My theory (that I have not read/heard elsewhere) is that since British tea style includes leaving the tea in the pot and straining it as you pour into a cup with a strainer. Since the Brits typically are drinking tea from India, I find that it gets bitter (astringent) after about 2-2 1/2 min. So leaving the leaves in the pot results in automatic bitter tea. Hence the practice of adding milk came about to offset this bitter cup to make it acceptable to drink. Hopefully I’m not offending anyone but it makes sense to me as these two practices (leaves left in the pot and adding milk to tea) come from the Brits! :)

LS
LS

November 14, 2019

I’m in the perhaps fairly unusual position of only having tea milk for breakfast-but since that’s usually my only item for breakfast, I have at least four cups. And that’s with ALL my teas-from delicate white teas to robust breakfast teas to various vegetal green teas! For me tea first, then milk. What varies then is the sweeteners, since very strong caffeinated mixtures need much more honey to have the same (at least perceived) level of sweetness (to cover the strength of a brisk tea).

John R. Montgomery
John R. Montgomery

November 14, 2019

Your sense of humor is contagious. :^D I have been quiet about my particular habit of preparing tea, because I was sure it would offend ‘proper’ tea connoisseurs. But, thanks to your delightful news pop=ups, I learn that there are other tea-lovers out there with gregarious appetite.
My usual sequence is (I’m still embarrassed to say) to overload the tea ball (strong!), warm the teapot first, insert the tea ball hanging the hook in the spout so I don’t lose it, then pour boiling water (I know, too hot) and go take the garbage out (I know, too long). Upon return, I love to inhale the comforting vapor, sort of a mini-sauna; even has a cleansing effect on the eyes. Warm the mug (vs cup, no pun intended) and almost fill with the very strong brew. Now, I stir in honey (from a local bee keeper), and while the tea is still spinning (yeah, I play with my food too) I like to watch how real cream (not milk or 1/2&1/2) makes the most inviting cloud formation. It’s worth mentioning here that the cream should not be real cold, so take it out of the refrig first; it mixes on its own better.
So, that’s it; I have revealed my gluttonous nature. But, it makes warm conversation spontaneous. Bless y’all

Melanie
Melanie

November 07, 2019

“our Paris tea would make a tasty bubble tea” – You could remove the words “bubble tea” here and replace them with just about anything: latte, frappuccino, souffle. That stuff is amazing!

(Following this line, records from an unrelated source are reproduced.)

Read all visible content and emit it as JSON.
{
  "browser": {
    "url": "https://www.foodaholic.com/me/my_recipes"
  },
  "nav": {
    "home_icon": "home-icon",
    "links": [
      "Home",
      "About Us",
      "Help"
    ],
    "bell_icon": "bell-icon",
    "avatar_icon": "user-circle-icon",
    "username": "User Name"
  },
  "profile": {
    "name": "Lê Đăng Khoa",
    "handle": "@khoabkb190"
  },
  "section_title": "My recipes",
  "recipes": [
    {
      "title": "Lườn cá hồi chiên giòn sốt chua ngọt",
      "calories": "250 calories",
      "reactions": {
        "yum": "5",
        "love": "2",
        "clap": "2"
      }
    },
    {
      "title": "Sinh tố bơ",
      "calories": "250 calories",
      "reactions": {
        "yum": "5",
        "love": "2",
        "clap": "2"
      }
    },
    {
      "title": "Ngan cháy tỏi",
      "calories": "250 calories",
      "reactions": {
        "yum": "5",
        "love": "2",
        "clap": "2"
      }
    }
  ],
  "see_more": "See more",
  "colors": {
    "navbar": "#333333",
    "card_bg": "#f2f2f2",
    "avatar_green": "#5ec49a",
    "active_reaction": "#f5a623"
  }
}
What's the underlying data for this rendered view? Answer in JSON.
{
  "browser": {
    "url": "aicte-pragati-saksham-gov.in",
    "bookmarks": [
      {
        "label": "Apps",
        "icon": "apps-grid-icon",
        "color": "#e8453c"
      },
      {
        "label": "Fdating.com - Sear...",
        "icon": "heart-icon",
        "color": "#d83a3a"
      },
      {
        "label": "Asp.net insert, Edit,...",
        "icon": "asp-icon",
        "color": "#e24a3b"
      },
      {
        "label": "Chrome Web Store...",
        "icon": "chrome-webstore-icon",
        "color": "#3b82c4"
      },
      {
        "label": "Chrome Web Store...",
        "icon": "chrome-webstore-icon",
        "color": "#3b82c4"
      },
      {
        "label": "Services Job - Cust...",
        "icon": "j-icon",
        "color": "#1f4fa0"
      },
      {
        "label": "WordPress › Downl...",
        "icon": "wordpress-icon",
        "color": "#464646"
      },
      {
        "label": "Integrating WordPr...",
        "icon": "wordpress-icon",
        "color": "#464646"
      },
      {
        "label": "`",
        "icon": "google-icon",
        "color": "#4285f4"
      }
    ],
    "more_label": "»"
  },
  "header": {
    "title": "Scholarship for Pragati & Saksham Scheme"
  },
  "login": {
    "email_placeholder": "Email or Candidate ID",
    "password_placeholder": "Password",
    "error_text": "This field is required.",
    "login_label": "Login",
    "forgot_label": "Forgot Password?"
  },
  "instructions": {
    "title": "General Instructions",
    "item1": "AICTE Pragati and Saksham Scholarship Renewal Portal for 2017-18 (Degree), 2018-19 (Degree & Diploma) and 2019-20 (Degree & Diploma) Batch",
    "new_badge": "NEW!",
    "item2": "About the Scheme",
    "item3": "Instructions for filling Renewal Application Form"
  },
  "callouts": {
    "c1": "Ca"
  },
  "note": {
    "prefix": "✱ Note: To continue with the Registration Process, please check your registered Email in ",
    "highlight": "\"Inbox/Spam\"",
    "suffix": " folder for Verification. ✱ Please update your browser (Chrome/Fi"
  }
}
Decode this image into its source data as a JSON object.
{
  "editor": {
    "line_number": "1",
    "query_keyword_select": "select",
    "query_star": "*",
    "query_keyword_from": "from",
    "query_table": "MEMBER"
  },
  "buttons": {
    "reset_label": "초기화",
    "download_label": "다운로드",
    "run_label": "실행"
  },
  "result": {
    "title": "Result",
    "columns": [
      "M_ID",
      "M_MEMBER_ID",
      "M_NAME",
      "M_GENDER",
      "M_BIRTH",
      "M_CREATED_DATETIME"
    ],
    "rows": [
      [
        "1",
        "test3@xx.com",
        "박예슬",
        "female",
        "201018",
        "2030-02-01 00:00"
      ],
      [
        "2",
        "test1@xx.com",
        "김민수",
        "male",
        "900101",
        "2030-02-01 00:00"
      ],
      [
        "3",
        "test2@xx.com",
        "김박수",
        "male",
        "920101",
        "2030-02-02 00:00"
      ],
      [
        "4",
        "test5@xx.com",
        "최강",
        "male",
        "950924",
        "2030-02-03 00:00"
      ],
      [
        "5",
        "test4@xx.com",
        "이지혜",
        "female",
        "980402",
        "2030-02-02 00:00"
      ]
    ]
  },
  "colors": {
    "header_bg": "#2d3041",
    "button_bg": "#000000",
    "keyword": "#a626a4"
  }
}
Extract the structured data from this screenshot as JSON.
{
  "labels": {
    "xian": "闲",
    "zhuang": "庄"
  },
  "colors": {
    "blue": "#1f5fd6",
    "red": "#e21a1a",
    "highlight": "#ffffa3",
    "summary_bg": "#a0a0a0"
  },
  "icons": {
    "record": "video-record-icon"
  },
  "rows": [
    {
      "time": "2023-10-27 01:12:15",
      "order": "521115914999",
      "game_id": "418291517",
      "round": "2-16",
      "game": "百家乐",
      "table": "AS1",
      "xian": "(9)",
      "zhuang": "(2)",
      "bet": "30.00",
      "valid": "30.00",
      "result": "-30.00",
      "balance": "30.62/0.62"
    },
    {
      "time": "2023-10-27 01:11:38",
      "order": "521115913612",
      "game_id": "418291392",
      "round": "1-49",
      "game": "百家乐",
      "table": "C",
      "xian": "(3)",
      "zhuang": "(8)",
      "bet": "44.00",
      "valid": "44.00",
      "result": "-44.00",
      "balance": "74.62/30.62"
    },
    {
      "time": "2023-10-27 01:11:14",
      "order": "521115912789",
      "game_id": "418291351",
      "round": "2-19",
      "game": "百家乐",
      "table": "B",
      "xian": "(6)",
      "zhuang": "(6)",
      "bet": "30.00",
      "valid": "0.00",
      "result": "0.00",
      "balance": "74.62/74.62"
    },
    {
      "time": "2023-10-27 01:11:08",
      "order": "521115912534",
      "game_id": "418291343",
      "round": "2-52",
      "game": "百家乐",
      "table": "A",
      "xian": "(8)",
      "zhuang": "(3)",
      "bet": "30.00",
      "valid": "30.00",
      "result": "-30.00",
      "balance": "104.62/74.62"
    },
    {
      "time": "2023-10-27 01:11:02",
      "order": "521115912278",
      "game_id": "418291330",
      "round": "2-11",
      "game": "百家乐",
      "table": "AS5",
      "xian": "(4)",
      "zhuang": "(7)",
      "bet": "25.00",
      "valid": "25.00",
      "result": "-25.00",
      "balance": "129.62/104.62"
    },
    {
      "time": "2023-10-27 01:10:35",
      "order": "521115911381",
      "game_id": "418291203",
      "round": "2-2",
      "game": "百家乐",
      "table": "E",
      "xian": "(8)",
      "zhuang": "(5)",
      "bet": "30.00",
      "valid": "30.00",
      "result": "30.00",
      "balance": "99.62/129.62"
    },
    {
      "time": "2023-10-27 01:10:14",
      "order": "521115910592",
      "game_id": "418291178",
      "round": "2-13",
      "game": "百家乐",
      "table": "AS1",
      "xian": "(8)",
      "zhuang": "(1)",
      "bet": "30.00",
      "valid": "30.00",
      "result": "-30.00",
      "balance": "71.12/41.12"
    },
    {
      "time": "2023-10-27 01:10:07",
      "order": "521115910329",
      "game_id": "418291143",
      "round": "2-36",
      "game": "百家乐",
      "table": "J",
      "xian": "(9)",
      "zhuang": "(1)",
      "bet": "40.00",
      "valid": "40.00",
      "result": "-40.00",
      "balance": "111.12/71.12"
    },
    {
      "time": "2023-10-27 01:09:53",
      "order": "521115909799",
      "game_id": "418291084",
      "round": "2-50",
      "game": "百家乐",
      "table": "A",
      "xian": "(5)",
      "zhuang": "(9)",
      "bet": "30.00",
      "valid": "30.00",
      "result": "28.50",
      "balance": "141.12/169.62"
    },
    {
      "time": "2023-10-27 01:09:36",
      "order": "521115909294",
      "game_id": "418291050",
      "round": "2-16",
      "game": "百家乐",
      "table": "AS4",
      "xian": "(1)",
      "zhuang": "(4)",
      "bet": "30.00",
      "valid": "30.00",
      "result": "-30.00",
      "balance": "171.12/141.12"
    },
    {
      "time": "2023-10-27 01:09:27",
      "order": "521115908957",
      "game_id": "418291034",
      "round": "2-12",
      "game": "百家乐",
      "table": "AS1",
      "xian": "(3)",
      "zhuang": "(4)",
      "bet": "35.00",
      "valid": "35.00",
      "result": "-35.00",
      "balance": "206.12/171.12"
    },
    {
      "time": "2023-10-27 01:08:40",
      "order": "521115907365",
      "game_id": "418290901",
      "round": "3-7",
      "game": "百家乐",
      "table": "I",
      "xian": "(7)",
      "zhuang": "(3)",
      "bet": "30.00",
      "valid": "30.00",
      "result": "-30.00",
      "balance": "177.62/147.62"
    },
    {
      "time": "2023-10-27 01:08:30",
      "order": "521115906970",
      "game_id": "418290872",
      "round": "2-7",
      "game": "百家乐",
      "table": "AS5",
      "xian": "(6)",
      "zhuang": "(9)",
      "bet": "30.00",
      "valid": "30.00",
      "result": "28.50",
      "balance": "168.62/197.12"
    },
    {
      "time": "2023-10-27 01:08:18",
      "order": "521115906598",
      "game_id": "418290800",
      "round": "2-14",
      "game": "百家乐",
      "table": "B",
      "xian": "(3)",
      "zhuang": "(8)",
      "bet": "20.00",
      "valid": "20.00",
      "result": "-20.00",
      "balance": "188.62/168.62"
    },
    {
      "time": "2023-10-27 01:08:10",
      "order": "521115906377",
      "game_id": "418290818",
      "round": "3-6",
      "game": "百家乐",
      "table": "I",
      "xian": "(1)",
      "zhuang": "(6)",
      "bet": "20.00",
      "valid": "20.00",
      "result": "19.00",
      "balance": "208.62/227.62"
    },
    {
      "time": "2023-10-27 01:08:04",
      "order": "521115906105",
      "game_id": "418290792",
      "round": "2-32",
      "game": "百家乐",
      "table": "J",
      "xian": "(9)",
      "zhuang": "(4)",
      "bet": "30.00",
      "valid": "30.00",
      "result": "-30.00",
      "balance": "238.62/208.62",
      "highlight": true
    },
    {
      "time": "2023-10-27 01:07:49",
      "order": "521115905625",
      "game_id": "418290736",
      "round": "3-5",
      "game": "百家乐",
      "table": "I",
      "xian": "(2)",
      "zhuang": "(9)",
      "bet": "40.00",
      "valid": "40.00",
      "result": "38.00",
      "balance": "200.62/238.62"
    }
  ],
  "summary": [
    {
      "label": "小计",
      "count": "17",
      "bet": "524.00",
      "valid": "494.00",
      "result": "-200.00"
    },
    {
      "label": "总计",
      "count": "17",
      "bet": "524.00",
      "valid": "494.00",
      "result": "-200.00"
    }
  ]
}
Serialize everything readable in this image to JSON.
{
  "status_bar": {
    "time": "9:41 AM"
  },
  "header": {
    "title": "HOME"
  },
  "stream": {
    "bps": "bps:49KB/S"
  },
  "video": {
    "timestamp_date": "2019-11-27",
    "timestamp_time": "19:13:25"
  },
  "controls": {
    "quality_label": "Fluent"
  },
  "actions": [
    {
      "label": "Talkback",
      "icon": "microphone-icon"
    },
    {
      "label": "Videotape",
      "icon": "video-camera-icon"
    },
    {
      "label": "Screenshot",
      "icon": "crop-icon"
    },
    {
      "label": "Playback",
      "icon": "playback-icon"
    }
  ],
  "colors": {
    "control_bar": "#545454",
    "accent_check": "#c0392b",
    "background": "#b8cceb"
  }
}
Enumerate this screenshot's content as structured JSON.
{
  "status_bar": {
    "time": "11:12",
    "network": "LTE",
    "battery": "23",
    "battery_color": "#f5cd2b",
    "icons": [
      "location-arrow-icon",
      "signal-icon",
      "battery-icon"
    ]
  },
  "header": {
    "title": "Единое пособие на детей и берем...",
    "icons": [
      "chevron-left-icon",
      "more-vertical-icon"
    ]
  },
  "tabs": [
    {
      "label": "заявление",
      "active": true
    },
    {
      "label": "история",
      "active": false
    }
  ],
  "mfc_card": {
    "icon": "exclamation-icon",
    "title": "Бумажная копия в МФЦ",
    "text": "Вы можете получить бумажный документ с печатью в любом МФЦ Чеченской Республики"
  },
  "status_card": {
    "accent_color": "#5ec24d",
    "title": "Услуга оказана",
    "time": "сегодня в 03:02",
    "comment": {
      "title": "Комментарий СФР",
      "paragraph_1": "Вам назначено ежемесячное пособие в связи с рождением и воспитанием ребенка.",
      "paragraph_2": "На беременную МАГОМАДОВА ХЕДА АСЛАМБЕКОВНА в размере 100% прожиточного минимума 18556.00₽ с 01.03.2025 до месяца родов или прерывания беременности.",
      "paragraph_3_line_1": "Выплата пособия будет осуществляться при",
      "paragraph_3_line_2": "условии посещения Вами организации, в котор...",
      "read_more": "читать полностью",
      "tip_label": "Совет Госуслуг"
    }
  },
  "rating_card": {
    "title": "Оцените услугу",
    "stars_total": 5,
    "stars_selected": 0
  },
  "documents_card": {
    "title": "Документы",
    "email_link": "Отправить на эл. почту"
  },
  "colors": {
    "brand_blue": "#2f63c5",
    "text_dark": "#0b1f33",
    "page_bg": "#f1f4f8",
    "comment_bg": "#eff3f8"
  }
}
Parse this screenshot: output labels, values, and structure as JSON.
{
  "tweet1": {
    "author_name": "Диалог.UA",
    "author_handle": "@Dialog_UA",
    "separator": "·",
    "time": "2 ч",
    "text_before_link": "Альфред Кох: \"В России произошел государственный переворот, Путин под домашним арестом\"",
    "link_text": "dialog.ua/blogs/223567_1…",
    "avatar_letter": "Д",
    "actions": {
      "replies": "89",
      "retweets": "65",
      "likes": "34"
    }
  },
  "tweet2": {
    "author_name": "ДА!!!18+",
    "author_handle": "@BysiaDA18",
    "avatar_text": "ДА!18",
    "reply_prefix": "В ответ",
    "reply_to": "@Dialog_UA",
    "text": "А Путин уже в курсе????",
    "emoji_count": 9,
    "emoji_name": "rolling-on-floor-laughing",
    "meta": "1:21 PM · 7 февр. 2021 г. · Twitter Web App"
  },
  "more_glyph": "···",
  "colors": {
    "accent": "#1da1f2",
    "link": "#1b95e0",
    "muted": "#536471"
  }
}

Also, it’s worth noting that milk substitues often need to be heated before adding them to tea. Many alternative milks (such as almond), will separate if poured in hot tea while cold.

Debbie Fisher
Debbie Fisher

November 07, 2019

I have been a life-long tea drinker, but my tea drinking has risen to a whole new level with the discovery of Harney & Sons teas. They are like a piece of heaven here on earth. I was not one to ever put milk in my tea, as I am not fond of milk. However, recently, I decided to try it in your Chocolate Chai Supreme. I sweetened it with stevia, and used toasted coconut/almond milk. It’s like drinking dessert! So I branched out to try some other flavors. I am beginning to see the attraction. Once again, my tea horizons have been expanded, thanks to Harney and Sons.

Lisa H
Lisa H

November 07, 2019

I absolutely love British tea with milk! However being dairy free has made that experience hit and miss.
I recently stumbled upon a wonderful seasonal combination of your Hot Cinnamon Spice tea with a healthy splash of (non dairy-plant based) Pumpkin Spice creamer. Warm, tasty and delicious and no extra sugar added. It makes me feel as if I am at a fancy tea/coffee shop instead of working from my home office!